Most value evaluating conditions pair up with expressions.
There is the condition Sprite > Compare X and its pairing expression Sprite.X.
So, u can use Sprite > Compare X .. or System > Compare two values (using Sprite.X).
The first one will filter the picklist (SOL), de second one will not filter the picklist.
There is a reason why i started like this.
Because in the same logic ....
You have the condition System > Pick nth Instance and its pairing expression sprite(nth).xxxxx
'nth' is in fact the IID for an instance of an object in a certain picklist (SOL), it is a zero based index, and it is a number.
If you have all instances of an object picked, this IID represents also the order that they are created.
And now some more background info.
Some conditions (but also expressions) have only a meaning when used with a certain condition.
The condition 'pick nth instance' has no meaning without a condition that actual picks items (make a SOL), so sprite(nth).xxxxx has no meaning without a pick.

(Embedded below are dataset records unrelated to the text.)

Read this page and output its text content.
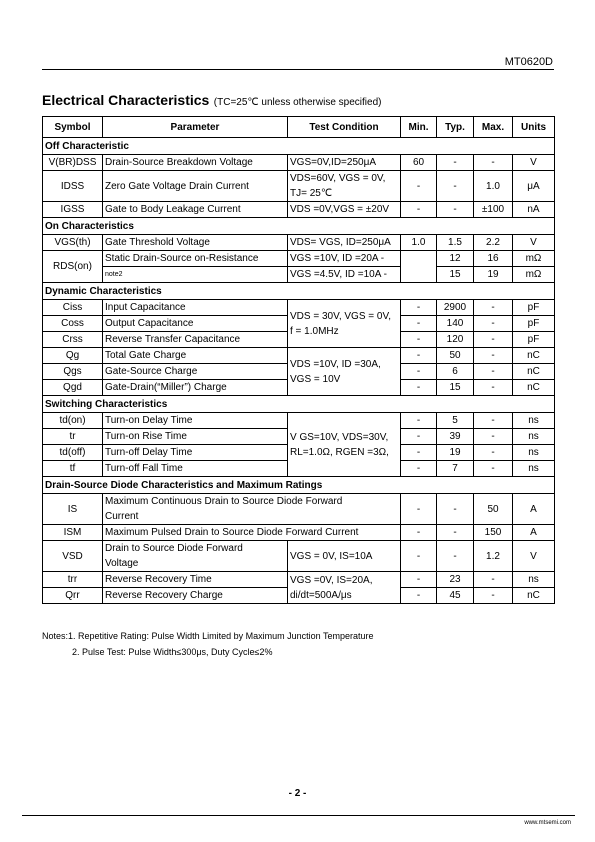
MT0620D
Electrical Characteristics (TC=25℃ unless otherwise specified)
Symbol	Parameter	Test Condition	Min.	Typ.	Max.	Units
Off Characteristic						
V(BR)DSS	Drain-Source Breakdown Voltage	VGS=0V,ID=250μA	60	-	-	V
IDSS	Zero Gate Voltage Drain Current	VDS=60V, VGS = 0V,
TJ= 25℃	-	-	1.0	μA
IGSS	Gate to Body Leakage Current	VDS =0V,VGS = ±20V	-	-	±100	nA
On Characteristics						
VGS(th)	Gate Threshold Voltage	VDS= VGS, ID=250μA	1.0	1.5	2.2	V
RDS(on)	Static Drain-Source on-Resistance	VGS =10V, ID =20A -		12	16	mΩ
	note2	VGS =4.5V, ID =10A -		15	19	mΩ
Dynamic Characteristics						
Ciss	Input Capacitance	VDS = 30V, VGS = 0V,
f = 1.0MHz	-	2900	-	pF
Coss	Output Capacitance		-	140	-	pF
Crss	Reverse Transfer Capacitance		-	120	-	pF
Qg	Total Gate Charge	VDS =10V, ID =30A,
VGS = 10V	-	50	-	nC
Qgs	Gate-Source Charge		-	6	-	nC
Qgd	Gate-Drain(“Miller”) Charge		-	15	-	nC
Switching Characteristics						
td(on)	Turn-on Delay Time	V GS=10V, VDS=30V,
RL=1.0Ω, RGEN =3Ω,	-	5	-	ns
tr	Turn-on Rise Time		-	39	-	ns
td(off)	Turn-off Delay Time		-	19	-	ns
tf	Turn-off Fall Time		-	7	-	ns
Drain-Source Diode Characteristics and Maximum Ratings						
IS	Maximum Continuous Drain to Source Diode Forward
Current		-	-	50	A
ISM	Maximum Pulsed Drain to Source Diode Forward Current		-	-	150	A
VSD	Drain to Source Diode Forward
Voltage	VGS = 0V, IS=10A	-	-	1.2	V
trr	Reverse Recovery Time	VGS =0V, IS=20A,
di/dt=500A/μs	-	23	-	ns
Qrr	Reverse Recovery Charge		-	45	-	nC
Notes:1. Repetitive Rating: Pulse Width Limited by Maximum Junction Temperature
2. Pulse Test: Pulse Width≤300μs, Duty Cycle≤2%
- 2 -
www.mtsemi.com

The expresssion loopindex("i") has not meaning without a loop condition.
The expression array.curX has no meaning without a 'for each element' condition.
So, for you to adress an nth instance by instance(nth).xxxx, you should use a 'pick all' (althaught for only 1 line of code as in your example this is redunctant).
Then using the expression goes like this ...
"Email: " & input(0).Text & " / Password: " & input(1).Text
Beeing 0 the IDD of the first instance of the sprite input, 1 the IDD of the second sprite input.
You can use logical expressions. Like :
input.InputType = "Email" ? 1 : 0
But it is a bit weird to use this to return an IID.